Он опустил с лежака ноги и принялся натягивать на трофейные шерстяные носки хромовые сапожки. Ординарец приглушил лампу и поставил на землю кофейник.
– А как со снарядами? – спросил Волошин.
– Почти никак. Распорядились занять у соседей. Послал ребят, должны привезти штук сорок. Значит, всего будет по двадцать на гаубицу.
– Да. Для моральной поддержки, – невесело заметил Волошин.
– Для моральной, конечно. Опять же я не могу расстрелять все за один раз. Мне же надо и на случай чего. Для самообороны.
– Само собой...
Тем временем гостеприимный Матейчук налил из кофейника две эмалированные кружки, отставил в угол треногу. Иванов вместо стола подвинул на лежаке квадратную доску планшета в холщовом чехле, на которую ординарец поставил кофе. Потом он вынул из вещмешка несколько обкрошенных ржаных сухарей.
– Ну, давай кейфанем, – гостеприимно пригласил Иванов. – Знаешь, люблю маленькие приятности, которые в состоянии себе позволить.
– Вот именно, только и утешения. А у нас и этого нет. Пехота! Не то что вы, аристократы войны: перина, кофе, ППЖ еще. Полный комфорт!
– ППЖ не держим, сам знаешь. А остальное почему не иметь? Была бы тяга.
– И тяги хватает. Трактора, автомашины. А у меня вон четыре клячи на батальон. Прежде чем оседлать какую, надо подумать, куда поклажу девать.

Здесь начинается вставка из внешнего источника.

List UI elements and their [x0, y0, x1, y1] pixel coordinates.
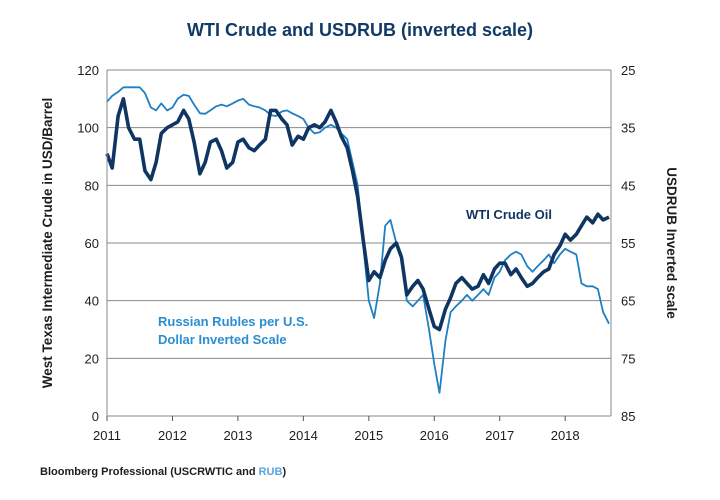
right-tick-25: 25 [621, 63, 635, 78]
left-axis-label: West Texas Intermediate Crude in USD/Bar… [40, 98, 55, 389]
right-axis-ticks: 25 35 45 55 65 75 85 [621, 63, 635, 424]
gridlines [107, 69, 611, 417]
x-tick-2015: 2015 [354, 428, 383, 443]
x-tick-2017: 2017 [485, 428, 514, 443]
left-tick-60: 60 [85, 236, 99, 251]
source-note: Bloomberg Professional (USCRWTIC and RUB… [40, 466, 286, 478]
right-tick-85: 85 [621, 409, 635, 424]
left-tick-0: 0 [92, 409, 99, 424]
wti-series-line [105, 97, 610, 332]
source-rub: RUB [258, 466, 283, 478]
left-tick-120: 120 [77, 63, 99, 78]
x-axis-ticks: 2011 2012 2013 2014 2015 2016 2017 2018 [93, 416, 580, 443]
left-axis-ticks: 0 20 40 60 80 100 120 [77, 63, 99, 424]
right-tick-55: 55 [621, 236, 635, 251]
rub-series-line [106, 86, 610, 394]
right-axis-label: USDRUB Inverted scale [664, 167, 679, 319]
rub-series-label-line1: Russian Rubles per U.S. [158, 314, 308, 329]
rub-series-label-line2: Dollar Inverted Scale [158, 332, 287, 347]
x-tick-2016: 2016 [420, 428, 449, 443]
left-tick-80: 80 [85, 178, 99, 193]
chart-title: WTI Crude and USDRUB (inverted scale) [186, 20, 534, 40]
right-tick-35: 35 [621, 121, 635, 136]
series-lines [105, 86, 610, 394]
x-tick-2018: 2018 [551, 428, 580, 443]
x-tick-2014: 2014 [289, 428, 318, 443]
left-tick-20: 20 [85, 351, 99, 366]
right-tick-45: 45 [621, 178, 635, 193]
left-tick-40: 40 [85, 294, 99, 309]
left-tick-100: 100 [77, 121, 99, 136]
x-tick-2012: 2012 [158, 428, 187, 443]
wti-series-label: WTI Crude Oil [466, 207, 552, 222]
source-suffix: ) [282, 466, 287, 478]
source-prefix: Bloomberg Professional (USCRWTIC and [40, 466, 259, 478]
x-tick-2011: 2011 [93, 428, 121, 443]
x-tick-2013: 2013 [223, 428, 252, 443]
right-tick-65: 65 [621, 294, 635, 309]
right-tick-75: 75 [621, 351, 635, 366]
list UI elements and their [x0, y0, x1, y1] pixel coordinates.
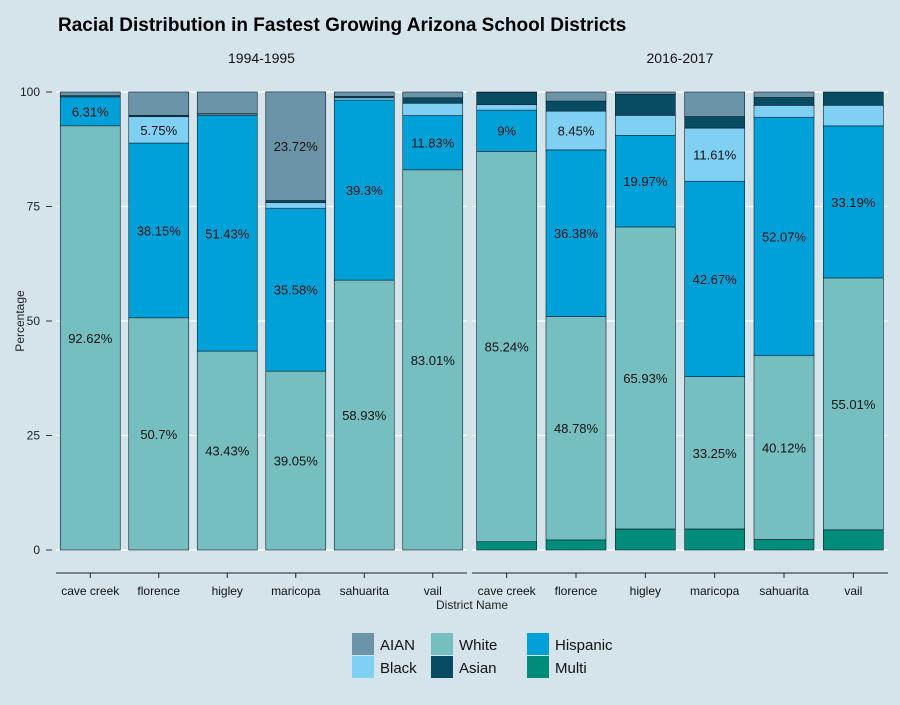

– Зато у тебя Джим, – выпалил Иванов.
– Был. Нету Джима.
– Что, подстрелили?
– Генерал забрал. Попался на глаза.
– Э, сам виноват! Чудак! Разве можно такого пса генералам показывать? Просил, мне не отдал. Ну и вот...
Кофе был огненно-горячий и вонял бензином. Волошин сгрыз пару сухарей, согрелся, ему по-домашнему стало уютно и хорошо со старым другом. Если бы не завтрашняя забота, которая тяжелым камнем лежала на душе, он готов был сидеть тут до утра.
– Еще налить? – спросил Иванов. – Матейчук!
– Нет, спасибо. Знаешь, я предпочитаю чаек. Слушай, а у тебя траншея пристреляна?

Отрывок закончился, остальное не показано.